Et en VF ça donnerait quoi ? 🇫🇷
Qui chez nous pourrait reprendre le rôle ? Car Lil Dicky, c’est un peu un mix entre la bienveillance de BigFlo & Oli, le second degré de Michel et l’humour d’Orelsan. Une sorte de fiction que Fatal Bazooka pourrait porter à l’écran s’il avait le talent de Nekfeu. Bref, un cocktail aussi bancal que détonnant, qui résume bien l’unicité de ce rappeur-acteur qui nous a convaincu de son immense talent.
Quelles séries regarder après ça ?
Brooklyn 99 👮♂️🤣
Pour son humour tout aussi efficace et engagé
Bien sûr le parallèle est d’autant plus amusant que Lil Dicky est dans la série comparé à Lonely Island, le groupe de rap satirique d’Andy Samberg, alias détective Jake Peralta du célèbre 99e district de Brooklyn. La comédie new yorkaise partage le rythme virevolté de Dave avec bon nombre de quiproquos, de comique de répétition et de références pop. Mais là où leurs génies se croisent c’est bien quand les épisodes soulèvent avec justesse et intelligence des problématiques actuelles importantes portés par un cast inclusif. Un parti-pris croissant au fur et à mesure des saisons et qui contribue à faire de Brooklyn 99 la sitcom référence de ces dernières années. A dévorer sur Netflix.

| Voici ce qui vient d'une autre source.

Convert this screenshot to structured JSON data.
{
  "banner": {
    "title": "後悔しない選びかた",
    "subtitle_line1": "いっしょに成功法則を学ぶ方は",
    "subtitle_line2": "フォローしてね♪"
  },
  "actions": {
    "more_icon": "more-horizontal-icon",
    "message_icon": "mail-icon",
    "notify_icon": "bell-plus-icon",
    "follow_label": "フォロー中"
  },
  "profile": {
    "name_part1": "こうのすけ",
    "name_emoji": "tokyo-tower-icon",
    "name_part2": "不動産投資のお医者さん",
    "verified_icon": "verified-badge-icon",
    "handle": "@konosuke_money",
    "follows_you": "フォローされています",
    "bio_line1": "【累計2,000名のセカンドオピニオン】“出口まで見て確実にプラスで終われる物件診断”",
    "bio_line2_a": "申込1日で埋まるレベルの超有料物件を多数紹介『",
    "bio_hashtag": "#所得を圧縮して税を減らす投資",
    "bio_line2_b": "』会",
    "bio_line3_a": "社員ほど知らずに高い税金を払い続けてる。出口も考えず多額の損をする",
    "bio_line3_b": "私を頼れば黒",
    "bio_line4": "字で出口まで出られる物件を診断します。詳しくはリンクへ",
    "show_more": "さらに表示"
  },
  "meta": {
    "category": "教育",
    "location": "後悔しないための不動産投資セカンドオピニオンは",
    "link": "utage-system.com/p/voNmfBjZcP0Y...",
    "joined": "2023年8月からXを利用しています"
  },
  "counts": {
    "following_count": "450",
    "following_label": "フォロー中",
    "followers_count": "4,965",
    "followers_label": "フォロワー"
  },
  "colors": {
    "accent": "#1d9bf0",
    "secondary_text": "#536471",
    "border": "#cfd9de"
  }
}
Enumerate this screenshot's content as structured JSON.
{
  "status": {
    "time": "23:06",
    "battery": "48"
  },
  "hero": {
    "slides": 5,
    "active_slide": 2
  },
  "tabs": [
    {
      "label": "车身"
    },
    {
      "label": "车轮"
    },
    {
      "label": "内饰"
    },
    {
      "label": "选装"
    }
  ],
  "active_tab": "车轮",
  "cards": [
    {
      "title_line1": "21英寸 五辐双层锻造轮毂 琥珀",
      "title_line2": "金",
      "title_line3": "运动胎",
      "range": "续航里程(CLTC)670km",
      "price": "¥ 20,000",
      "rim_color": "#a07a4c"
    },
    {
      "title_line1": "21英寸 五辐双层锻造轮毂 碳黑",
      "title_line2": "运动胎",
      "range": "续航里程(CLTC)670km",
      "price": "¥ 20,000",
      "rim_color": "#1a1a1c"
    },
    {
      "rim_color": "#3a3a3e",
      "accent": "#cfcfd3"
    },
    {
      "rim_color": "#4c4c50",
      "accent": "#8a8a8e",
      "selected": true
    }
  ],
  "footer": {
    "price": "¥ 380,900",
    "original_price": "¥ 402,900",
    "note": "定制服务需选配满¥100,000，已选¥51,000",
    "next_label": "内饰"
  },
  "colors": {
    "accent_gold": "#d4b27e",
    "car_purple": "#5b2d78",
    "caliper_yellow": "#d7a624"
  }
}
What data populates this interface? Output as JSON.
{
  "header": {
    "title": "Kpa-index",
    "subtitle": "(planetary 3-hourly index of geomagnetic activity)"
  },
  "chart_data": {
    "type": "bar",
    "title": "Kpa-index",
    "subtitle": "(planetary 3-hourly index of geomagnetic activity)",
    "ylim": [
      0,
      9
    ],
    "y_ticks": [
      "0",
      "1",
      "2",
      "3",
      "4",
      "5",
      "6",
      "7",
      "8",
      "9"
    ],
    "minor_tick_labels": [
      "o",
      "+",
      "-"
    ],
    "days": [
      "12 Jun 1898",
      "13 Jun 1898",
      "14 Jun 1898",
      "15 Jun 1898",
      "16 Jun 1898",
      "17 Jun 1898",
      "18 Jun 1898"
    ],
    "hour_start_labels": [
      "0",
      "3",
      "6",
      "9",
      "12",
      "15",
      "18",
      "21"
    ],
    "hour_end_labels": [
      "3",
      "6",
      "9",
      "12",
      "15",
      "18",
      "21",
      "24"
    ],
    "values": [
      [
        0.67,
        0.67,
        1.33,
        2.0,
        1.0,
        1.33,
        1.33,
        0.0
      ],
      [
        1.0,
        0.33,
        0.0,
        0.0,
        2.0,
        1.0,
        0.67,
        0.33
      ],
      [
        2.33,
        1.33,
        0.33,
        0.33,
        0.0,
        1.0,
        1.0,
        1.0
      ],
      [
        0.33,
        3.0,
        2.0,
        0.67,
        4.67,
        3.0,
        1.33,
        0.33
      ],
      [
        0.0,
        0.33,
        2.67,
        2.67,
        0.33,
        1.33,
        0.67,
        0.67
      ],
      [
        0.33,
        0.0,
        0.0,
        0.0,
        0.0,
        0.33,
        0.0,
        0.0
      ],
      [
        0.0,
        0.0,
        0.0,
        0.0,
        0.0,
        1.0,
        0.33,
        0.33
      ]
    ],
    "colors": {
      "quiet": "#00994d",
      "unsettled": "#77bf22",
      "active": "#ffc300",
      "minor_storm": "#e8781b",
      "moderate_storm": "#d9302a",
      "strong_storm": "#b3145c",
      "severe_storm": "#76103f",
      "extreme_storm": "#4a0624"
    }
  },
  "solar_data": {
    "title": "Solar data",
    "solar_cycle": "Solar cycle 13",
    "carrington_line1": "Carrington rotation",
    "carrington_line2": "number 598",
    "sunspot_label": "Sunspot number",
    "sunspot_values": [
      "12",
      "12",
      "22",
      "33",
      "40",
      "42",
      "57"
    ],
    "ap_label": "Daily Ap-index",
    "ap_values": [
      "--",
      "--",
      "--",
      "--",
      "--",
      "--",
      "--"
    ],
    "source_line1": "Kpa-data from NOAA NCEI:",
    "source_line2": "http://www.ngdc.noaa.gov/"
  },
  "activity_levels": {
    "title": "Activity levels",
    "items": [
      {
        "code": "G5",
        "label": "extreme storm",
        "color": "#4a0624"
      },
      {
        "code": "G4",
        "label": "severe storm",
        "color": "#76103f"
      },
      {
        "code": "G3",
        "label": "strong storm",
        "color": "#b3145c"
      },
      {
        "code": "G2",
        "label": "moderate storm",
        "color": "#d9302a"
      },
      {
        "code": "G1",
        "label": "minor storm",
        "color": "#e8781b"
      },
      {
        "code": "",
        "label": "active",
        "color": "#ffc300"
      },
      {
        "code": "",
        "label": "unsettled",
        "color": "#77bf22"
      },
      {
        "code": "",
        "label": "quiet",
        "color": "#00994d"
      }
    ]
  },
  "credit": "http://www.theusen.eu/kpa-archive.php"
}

Middleditch & Schwarz 🙋🏻♂️💁🏼♂️
Pour encore plus de scènes absurdes de talents
Cette fois direction le théâtre d’improvisation (pour continuer le parallèle) avec deux acteurs américains connus du petit écran : Thomas Middleditch (Silicon Valley) et Sebastian Schwarz (Parks and Recreation). Avec trois spectacles d’une heure disponibles sur Netflix, on attend la suite avec impatience tant on se régale devant ses cerveaux en ébullition et leur imagination débordante. Fort à parier que vous applaudirez à la fin du show comme si vous étiez !
The Other Two 🎥👫
Pour continuer avec deux autres ascensions difficiles au sein du star system
Quand leur petit frère devient une sensation virale musicale du jour au lendemain, Brooke et Cary tente de s’accrocher à ce nouveau succès pour lancer leur carrière d’acteur et manager jusqu’alors au point mort. Plus pop que Dave, The Other Two est tout aussi irrésistible avec son ton parodique et sa critique acerbe d’une Amérique contemporaine et son rapport pervers à la célébrité. Impossible de s’ennuyer avec les scènes rocambolesques de nos deux protagonistes auxquels on s’attache vite et qu’on espère revoir bientôt en saison 2.